Thursday, August 25, 2011

Tyrone Dig - Day 3

The beginning of the end.  Today was a very technical day.  The drawings were made, measurements taken, surveys done.  As much as I miss home, I don’t want to leave.  There’s more to the story.  We began filling in a trench and returning it to the way it was 4 days ago.  I had the same feeling that I did in Lowell.  It’s a bit sad.  I’m not one for good-byes, too final.  It means that there is and, that I don’t want to happen yet.  For some reason I feel an affinity for this place called Crossan.  Maybe it’s just romanticizing an ideal.  Or maybe it’s identifying with something we all long for- to find out where we came from.  I’m beginning to know Hugh more as a person than a historical figure.  And leaving now leaves a void- too many unanswered questions.  I wish he was standing next to me in the cow pasture so we could have a good chat.

As it rained today we all gathered inside the old homestead.  Someone shared the idea that Hugh must have done that many times before he decided to leave; sitting by the fireplace, listening to the rain dripping from the thatched roof, questioning if this was his destiny. 

We had a number of visitors today.  Ronan Mc Hugh from Queen’s and the Lowell digs came to survey the buildings.  Emily Murray also from Queen’s who has been helping with the dig said her good-byes.  It amazes me that the two folks always take the time to explain what they are doing to a neophyte as myself.  They are there as archaeologists as well as educators.  I have a newfound respect for the science of archaeology.

Lynn McKeer, from Queen’s and the Lowell Cemetery project, also stopped by, in the middle of the rain.  She reminded me this was a way of life in Ireland.  We  had a great time at St Pat’s last April.  Eileen, Lynn, and myself are still working on all the data from that visit.  Lynn was kind enough o bring “a box of buns.”  At the end of the dig the team literally scoffed the goodies down.  I tried a 15, don’t know what it is, but I’m hooked.

Oliver Donnelly, the land owner, brought Pat over.  He’s a local farmer who knew the last family who lived in this place.  You could see him looking around remembering it as it was many years ago.  He recalled the fireplace and loft.  There was a moment when he held onto the well peering into the home.  You could see he was back in time, and ran his hands along the stones.  He spoke of the pride the family had of their white-washed home and the chickens that ran on the very ground we excavated.  Oliver and Pat have a love for this land, and we are privileged to share that with this, at least for this week.

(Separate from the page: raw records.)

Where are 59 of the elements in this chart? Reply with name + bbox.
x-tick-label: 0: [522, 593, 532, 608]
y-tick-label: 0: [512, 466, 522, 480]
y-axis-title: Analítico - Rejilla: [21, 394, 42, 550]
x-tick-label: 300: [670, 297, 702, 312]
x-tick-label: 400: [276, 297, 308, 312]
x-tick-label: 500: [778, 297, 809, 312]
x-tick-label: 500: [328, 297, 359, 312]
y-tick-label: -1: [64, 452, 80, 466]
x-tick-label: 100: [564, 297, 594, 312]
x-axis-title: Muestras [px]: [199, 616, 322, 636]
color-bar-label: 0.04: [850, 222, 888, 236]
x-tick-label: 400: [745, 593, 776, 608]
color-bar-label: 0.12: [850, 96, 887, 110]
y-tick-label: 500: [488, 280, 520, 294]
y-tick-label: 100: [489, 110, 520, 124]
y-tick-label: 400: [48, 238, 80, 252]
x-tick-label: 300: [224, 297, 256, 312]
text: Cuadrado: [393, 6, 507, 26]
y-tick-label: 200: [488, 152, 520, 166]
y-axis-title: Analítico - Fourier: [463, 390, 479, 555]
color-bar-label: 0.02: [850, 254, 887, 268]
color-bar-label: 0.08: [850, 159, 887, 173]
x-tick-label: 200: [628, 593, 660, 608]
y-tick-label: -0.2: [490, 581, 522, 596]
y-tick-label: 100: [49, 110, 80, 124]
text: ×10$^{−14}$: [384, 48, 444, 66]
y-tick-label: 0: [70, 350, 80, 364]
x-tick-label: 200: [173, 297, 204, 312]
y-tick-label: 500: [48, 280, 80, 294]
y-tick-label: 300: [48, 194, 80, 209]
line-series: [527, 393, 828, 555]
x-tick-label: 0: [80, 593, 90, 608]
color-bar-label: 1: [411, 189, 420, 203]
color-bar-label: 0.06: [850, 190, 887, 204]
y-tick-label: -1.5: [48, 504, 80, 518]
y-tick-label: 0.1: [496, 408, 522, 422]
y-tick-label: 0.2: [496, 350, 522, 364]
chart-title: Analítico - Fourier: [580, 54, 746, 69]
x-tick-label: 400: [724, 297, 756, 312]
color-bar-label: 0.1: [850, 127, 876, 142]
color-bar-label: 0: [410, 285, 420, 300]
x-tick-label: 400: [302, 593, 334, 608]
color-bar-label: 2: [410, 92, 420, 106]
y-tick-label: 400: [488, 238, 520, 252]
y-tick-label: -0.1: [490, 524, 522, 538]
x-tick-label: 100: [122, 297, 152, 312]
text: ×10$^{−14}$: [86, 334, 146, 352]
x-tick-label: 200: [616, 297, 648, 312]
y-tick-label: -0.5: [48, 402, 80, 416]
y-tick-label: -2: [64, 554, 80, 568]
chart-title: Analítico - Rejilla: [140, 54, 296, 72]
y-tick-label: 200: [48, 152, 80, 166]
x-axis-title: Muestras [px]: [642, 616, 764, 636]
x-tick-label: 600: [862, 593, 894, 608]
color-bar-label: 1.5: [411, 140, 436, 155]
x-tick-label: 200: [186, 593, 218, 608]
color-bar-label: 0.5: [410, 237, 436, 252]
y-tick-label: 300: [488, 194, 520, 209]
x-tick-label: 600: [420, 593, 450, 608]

Frank Talty and Patty have returned from their University duties in Donegal.  Tomorrow is our last day at Crossans.  Lastly, I asked Dermot to write his notes for the day and share with you a day in the life of an archaeologist.
Trench 2 was opened to explore the associated features with the original byre house (This being a type of house common in rural Ireland in the 17th and 18th centuries, half of the house occupied by the humans, and half was for the animals). In this type of house, a drain is normally present, coming out from the door of the house, used to drain the waste from the animals away from the living quarters. A 2m x 1m trench was opened across the door of the house, which it was thought would hopefully catch this expected drain feature.
                Excavation revealed a large deposit of stones, directly in front of the house, along the whole length of the trench. This layer was termed c.202/203. It consisted of smaller stones, packed between four larger revetment type stones, used to hold the smaller stones together. This layer was interpreted as being used to create a step up into the house, not contemporary with when the house was being occupied by humans, but probably associated with its more recent function, being used solely to house animals. Beyond this layer, with the opposite side of the trench, a yard like surface, c.209 was discovered, interpreted as being older than the stone deposit c.202/203.
                When this stone layer was removed, a cut into the subsoil was evident. Once this cut was cleared out to its fullest extent, it was clear that we had in fact come across the drain feature. The stone deposit seems to have been added to fill up the drain once it was no longer was required.
                We can therefore be confident that our primary interpretations of the sequence of building which occurred were correct. The byre house being the first home constructed here, most likely in the late 18th century, before later being extended into the larger house, of which the remains of which we can see today.